Bei Mies erfolgte keine Form jemals aus der Funktion

David Chipperfield, dessen ergänzender Wiederaufbau des Neuen Museums ihm zu Recht Preise über Preise einträgt, hat dann doch einen Abendauftritt mit einem „Mission Statement“. Wunderbar, wie er das eigentliche Tagungsmotto – „Form versus function“ – aufhebt und in den Satz umgießt, es gebe hinsichtlich aller modernen Architektur „kaum ein Gebäude, das schöner als Form sei und zugleich besser funktioniere“ als eben die Nationalgalerie. „Form gegen Funktion“ soll seitens der Veranstalter natürlich als Provokation verstanden werden, gegen das abgegriffene, von der Moderne selbst tausendfach widerlegte Leitmotiv „Form follows function“. Dass bei Mies keine Form jemals aus einer Funktion erfolgt ist, machen die historischen Vorträge klar, etwa von Beatriz Colomina (Princeton) über Mies’ „exhibitionistische“ Architektur. Er ist so ziemlich der konsequenteste Architekt der Moderne, insofern er seine Architektur über fünf Jahrzehnte hinweg Schritt für Schritt entwickelt, von Anleihen bei Schinkels Klassizismus über den „fließenden Raum“ und die Aufhebung der Grenze zwischen Drinnen und Draußen, Natur und Kultur, bis zu jenem Tempel, der sich am 5. April 1967 dank achtstündiger Tätigkeit hydraulischer Pressen über den märkischen Sand erhebt.

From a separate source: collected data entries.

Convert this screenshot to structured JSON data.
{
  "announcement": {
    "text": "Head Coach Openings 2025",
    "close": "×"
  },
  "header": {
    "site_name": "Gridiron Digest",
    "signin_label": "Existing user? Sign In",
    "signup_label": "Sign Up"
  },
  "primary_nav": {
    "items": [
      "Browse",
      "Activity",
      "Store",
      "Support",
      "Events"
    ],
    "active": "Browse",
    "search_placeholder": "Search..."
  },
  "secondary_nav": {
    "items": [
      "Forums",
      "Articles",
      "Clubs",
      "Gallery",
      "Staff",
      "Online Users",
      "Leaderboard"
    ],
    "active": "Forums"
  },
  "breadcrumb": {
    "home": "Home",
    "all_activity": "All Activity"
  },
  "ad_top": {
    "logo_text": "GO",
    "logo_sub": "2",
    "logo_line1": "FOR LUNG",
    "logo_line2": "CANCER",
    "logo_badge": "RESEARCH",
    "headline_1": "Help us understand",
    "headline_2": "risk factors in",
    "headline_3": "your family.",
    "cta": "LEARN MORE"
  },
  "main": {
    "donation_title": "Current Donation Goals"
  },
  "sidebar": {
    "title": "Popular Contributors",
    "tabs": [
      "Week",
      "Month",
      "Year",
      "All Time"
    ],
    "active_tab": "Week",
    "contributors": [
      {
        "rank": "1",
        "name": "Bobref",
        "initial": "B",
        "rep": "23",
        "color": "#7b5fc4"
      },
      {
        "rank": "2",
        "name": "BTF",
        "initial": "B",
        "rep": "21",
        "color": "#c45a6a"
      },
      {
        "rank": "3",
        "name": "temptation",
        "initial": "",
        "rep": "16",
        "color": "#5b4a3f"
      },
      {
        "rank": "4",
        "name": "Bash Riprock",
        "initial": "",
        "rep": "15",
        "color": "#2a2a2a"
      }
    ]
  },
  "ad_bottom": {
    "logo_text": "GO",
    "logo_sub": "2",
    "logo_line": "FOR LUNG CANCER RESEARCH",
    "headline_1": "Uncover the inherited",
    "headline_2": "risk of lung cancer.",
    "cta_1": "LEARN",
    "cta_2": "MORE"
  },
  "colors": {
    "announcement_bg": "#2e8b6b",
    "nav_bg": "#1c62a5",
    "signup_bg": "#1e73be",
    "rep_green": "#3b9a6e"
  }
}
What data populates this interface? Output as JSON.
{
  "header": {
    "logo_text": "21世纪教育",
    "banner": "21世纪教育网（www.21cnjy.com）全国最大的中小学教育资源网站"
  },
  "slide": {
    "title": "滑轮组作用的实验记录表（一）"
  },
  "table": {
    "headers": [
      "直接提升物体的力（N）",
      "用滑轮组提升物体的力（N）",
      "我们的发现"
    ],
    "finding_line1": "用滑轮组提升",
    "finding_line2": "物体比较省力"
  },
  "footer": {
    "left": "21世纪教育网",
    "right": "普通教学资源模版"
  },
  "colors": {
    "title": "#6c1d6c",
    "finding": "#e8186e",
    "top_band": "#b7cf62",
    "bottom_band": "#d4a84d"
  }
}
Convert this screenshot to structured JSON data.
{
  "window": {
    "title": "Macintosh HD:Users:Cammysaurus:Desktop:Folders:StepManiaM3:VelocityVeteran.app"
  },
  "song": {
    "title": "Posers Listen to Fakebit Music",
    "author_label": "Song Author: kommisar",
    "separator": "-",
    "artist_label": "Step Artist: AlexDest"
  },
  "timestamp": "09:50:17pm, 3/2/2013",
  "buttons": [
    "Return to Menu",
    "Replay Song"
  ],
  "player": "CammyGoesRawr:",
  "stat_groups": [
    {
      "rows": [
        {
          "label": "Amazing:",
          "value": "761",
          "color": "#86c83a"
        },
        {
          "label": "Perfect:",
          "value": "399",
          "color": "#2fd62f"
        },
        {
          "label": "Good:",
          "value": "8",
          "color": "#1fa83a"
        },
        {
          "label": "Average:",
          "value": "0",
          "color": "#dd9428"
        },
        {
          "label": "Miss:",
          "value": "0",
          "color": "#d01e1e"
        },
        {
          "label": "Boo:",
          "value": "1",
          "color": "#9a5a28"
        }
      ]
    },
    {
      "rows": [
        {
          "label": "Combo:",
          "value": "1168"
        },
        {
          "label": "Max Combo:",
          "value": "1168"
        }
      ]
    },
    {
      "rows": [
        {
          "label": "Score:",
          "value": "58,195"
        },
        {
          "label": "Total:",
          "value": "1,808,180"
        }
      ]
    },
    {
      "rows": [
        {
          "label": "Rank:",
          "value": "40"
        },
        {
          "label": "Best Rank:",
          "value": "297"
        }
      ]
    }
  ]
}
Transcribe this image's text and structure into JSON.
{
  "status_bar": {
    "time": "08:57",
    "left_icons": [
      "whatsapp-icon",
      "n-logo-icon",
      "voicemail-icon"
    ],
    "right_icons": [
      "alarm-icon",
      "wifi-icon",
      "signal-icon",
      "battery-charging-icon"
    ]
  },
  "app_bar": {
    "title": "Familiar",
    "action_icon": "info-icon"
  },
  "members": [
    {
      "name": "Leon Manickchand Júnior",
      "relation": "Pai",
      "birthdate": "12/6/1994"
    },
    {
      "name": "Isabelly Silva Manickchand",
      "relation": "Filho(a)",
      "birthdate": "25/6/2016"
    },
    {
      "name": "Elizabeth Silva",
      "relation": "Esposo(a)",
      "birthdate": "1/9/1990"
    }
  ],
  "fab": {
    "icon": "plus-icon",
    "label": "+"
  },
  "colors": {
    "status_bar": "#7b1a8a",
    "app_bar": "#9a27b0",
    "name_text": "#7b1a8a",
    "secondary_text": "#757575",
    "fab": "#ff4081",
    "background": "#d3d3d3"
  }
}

Dirk Lohan, Mies’ Enkel, war als junger Architekt Bauleiter des einmaligen Projekts. Seine anekdotenreiche Erzählung ist ein Höhepunkt des Kolloquiums; sie hätte an den Abend gehört statt an einen nüchternen Vormittag. Der 1938 in Rathenow geborene und jung in die USA ausgewanderte Lohan bricht die verehrungsvollen Beiträge der Historiker gewissermaßen auf menschliches Maß herunter. Die Anekdoten über Bausenator Rolf Schwedler oder dessen Senatsbaudirektor Werner Düttmann beleuchten eine Nachkriegszeit, die nicht nur hemdsärmelig, sondern zugleich visionär war. Man konnte sie nur mit Wehmut hören.

Zugleich hatte Lohan bedeutende Details mitzuteilen, etwa, wie Mies mit seinem unbestechlichen Auge zu jener minimalen Aufbiegung der Stahlplatte des Galeriedachs kam, die das optische Durchhängen verhindert. Die Größe des Bauwerkes ergibt sich übrigens, so Lohan prosaisch, ganz einfach aus der Grundstücksgröße. Am Tag, als sich die am Boden zusammengeschweißte Stahlplatte erhob, tagte in der Philharmonie der „Deutsche Betontag“ oder, wie Mies sagte, „die Betonfritzen“. Als sie abends herauskamen, war das Dach zu aller Überraschung gehoben. Mies bemerkte vergnügt, wie Lohan sich erinnert, „das ist eben der Vorteil von Stahlbau“. Das Große mit dem Kleinen so zu verbinden, ist Ausweis wahrer Größe.